1. I wanted to take bread to a pot luck a couple of weeks back
2. I had a plethora of squash (that's the understatement of the year)
3. At least one vegan would be attending, and, as a sometime/semi vegetarian, I am highly sympathetic to the plight of "oh, crap, the only thing I can eat in this entire spread of food is the thing I brought myself!"
I decided braided loaves would be nice for presentation, but of course I didn't want to use eggs, butter or milk. Beard On Bread has a recipe for sweet potato bread that my sister and I have riffed on for years, often subbing in squash for the sweet potato. And for what it's worth: I don't think it matters at all what kind of winter squash (or pumpkin) you use.
Preparing the squash: I usually halve the squash, scoop out the seeds, oil the cut surfaces lightly, and then bake, face down, at 350 or 375 till soft. Lately, I've been putting a cup or so of water in the roasting pan as well. I think it cooks better when there's some moisture in there.
Next, I let the squash cool, then scoop out the flesh and run it through the food mill. I know people who skip this step and use the processor instead, but I wouldn't just mash it by hand. Strings or lumps will mar the quality of your bread!
If your squash is particularly watery, you may need to adjust the quantity of water in the bread. (For pies, I generally cook the puree down in a skillet; for bread, it doesn't much matter because you can just add less liquid.)
To make the breads (this recipe makes two loaves):
6 cups flour
1 1/3 cup squash
1 scant T yeast (I use instant)
1 T salt
1/3 cup oil
3 T maple syrup
1 1/3 cup water
Mix all ingredients till you have a nice, elastic dough. Knead then shape into a round; cover the bowl and let rise till doubled.

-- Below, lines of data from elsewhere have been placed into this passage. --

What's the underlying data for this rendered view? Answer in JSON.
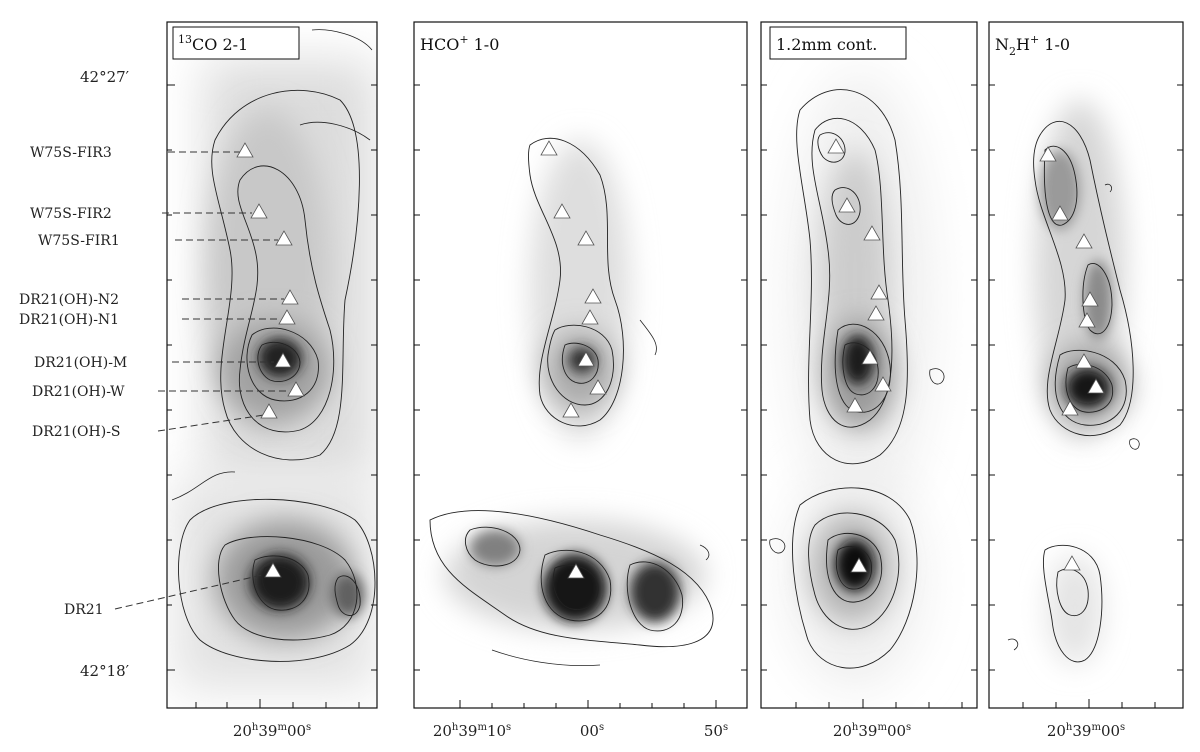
{
  "chart_data": {
    "type": "heatmap",
    "dec_labels": [
      "42°27′",
      "42°18′"
    ],
    "sources": [
      {
        "name": "W75S-FIR3"
      },
      {
        "name": "W75S-FIR2"
      },
      {
        "name": "W75S-FIR1"
      },
      {
        "name": "DR21(OH)-N2"
      },
      {
        "name": "DR21(OH)-N1"
      },
      {
        "name": "DR21(OH)-M"
      },
      {
        "name": "DR21(OH)-W"
      },
      {
        "name": "DR21(OH)-S"
      },
      {
        "name": "DR21"
      }
    ],
    "panels": [
      {
        "title": "13CO 2-1",
        "title_sup": "13",
        "title_main": "CO 2-1",
        "boxed": true,
        "ra_labels": [
          "20h39m00s"
        ]
      },
      {
        "title": "HCO+ 1-0",
        "title_main": "HCO",
        "title_sup": "+",
        "title_rest": " 1-0",
        "boxed": false,
        "ra_labels": [
          "20h39m10s",
          "00s",
          "50s"
        ]
      },
      {
        "title": "1.2mm cont.",
        "title_main": "1.2mm cont.",
        "boxed": true,
        "ra_labels": [
          "20h39m00s"
        ]
      },
      {
        "title": "N2H+ 1-0",
        "title_main": "N",
        "title_sub": "2",
        "title_mid": "H",
        "title_sup": "+",
        "title_rest": " 1-0",
        "boxed": false,
        "ra_labels": [
          "20h39m00s"
        ]
      }
    ],
    "colormap": "grayscale",
    "marker": "white-triangle"
  }
}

Divide the dough into six equal pieces (I use a scale but you could just eyeball it). Braid into two loaves and cover and let rise again, about half the time you let it rise the first time. Brush with water and sprinkle with poppy seeds, if you like.
Bake at 375 for 45 minutes to an hour.
(Note: the first time I made this I did an overnight [about 12 hours] rise on the counter and only used 1/4 tsp of yeast. Given how cold my kitchen is overnight in November, I probably should have used a touch more yeast, but it did okay.)
I liked this bread so much (and I still had the plethora of squash) that I used it for my Thanksgiving stuffing.